New year, new sleep routine. At least that’s the resolution many of us seem to make year after year, but come January, our goals of improving your nighttime practices have gone squarely by the wayside. So in order to make 2019 the year you finally make the change to a healthier and smoother bedtime, follow these 6 tricks to the optimal “sleep better” routine:
While caffeine comes with many benefits for your workouts, your weight loss, and even your skin, it may not have the same powerful effects on your sleep. Yes, a hot cup of joe can immediately perk you up in the morning and get you ready to start your day. But, if you’re consuming coffee well into the afternoon, it could be messing with your sleep, even hours later.
According to a 2013 study, drinking coffee even six hours before your bedtime means your sleep can be much more disturbed. This year, make it your goal to cut off your coffee intake at least six hours before bedtime (that includes coffee, tea, sodas, and other caffeine-loaded beverages) to ensure you’re able to fall asleep with no frustration.
Although you may think a night time workout session would tire you out and help you fall asleep within minutes, this isn’t necessarily the case. According to an Appalachian State University study, it turns out that scheduling your aerobic exercise in the morning is really what’ll help and improve your sleeping come bedtime.
Keep your smartphone away from your bed, that’s a must rule. The blue light from the screen can be seriously problematic and can keep you stimulated — as opposed to relaxed — and can prevent the natural melatonin in your body from working properly and helping you sleep better.

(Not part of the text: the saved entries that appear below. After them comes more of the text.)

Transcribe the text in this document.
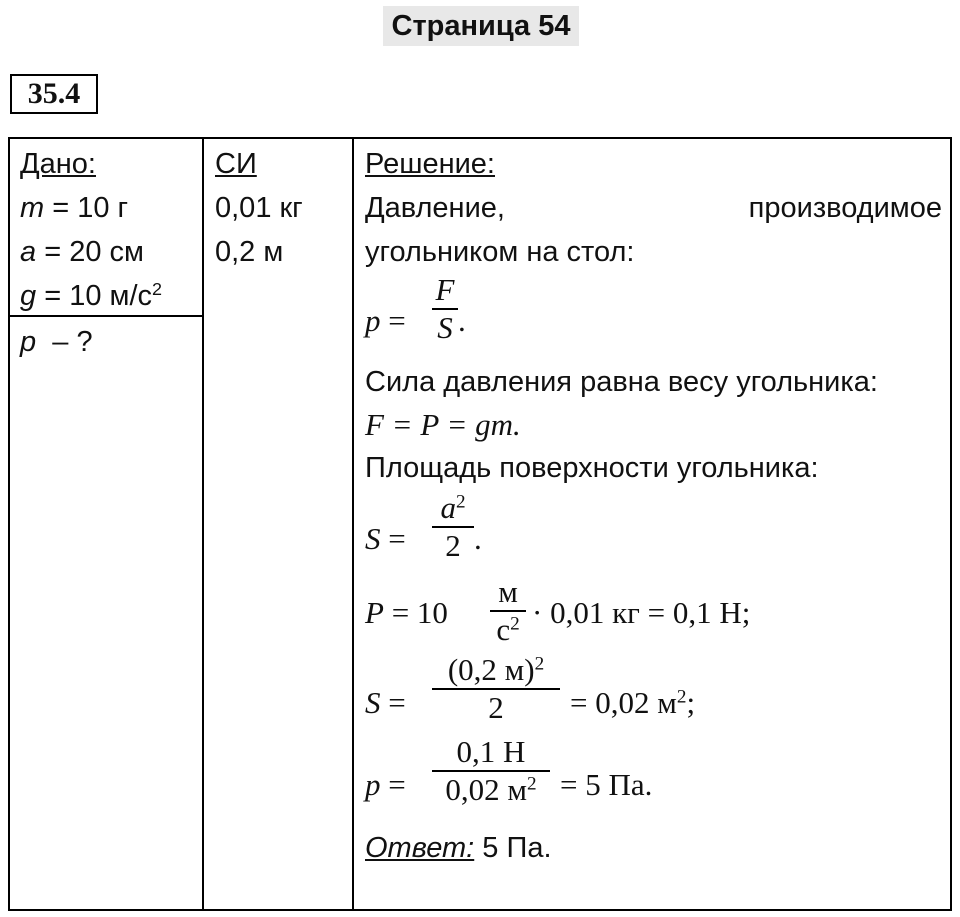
Страница 54
35.4
Дано:
m = 10 г
a = 20 см
g = 10 $м/с^2$
p  – ?
СИ
0,01 кг
0,2 м
Решение:
Давление,	производимое
угольником на стол:
p =
F
S .
Сила давления равна весу угольника:
F = P = gm.
Площадь поверхности угольника:
S =
$a^2$
2 .
P = 10
м
$с^2 \cdot 0,01$ кг = 0,1 Н;
S =
(0,2 м)$^2$
2	= 0,02 $м^2$;
p =
0,1 Н
0,02 $м^2 = 5$ Па.
Ответ: 5 Па.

Once it’s time to head to bed, close the blinds, turn off all light sources, and keep it as dark as you can. Not only will this prevent distractions, but it’ll ensure that if you wake up in the middle of the night, the light won’t further wake you, and will, instead, lull you back to sleep.
Whether you choose to mediate or to journal, finding ways to relax and calm your mind and energy in the minutes or hours before you’re heading to bed can be key to building positive thoughts and eliminating stressful energies, no matter how overwhelming your entire day may have been.
Building a new routine means sticking to, well, a routine. That means going to bed and waking up at or around the same time every day. While some days might be busier than others, and might keep you out longer into the night, try to keep a common bedtime and wake-up time on a daily basis. This will keep your body’s internal clock on a somewhat consistent schedule so that when your normal bedtime rolls around, your body will be ready to head to bed.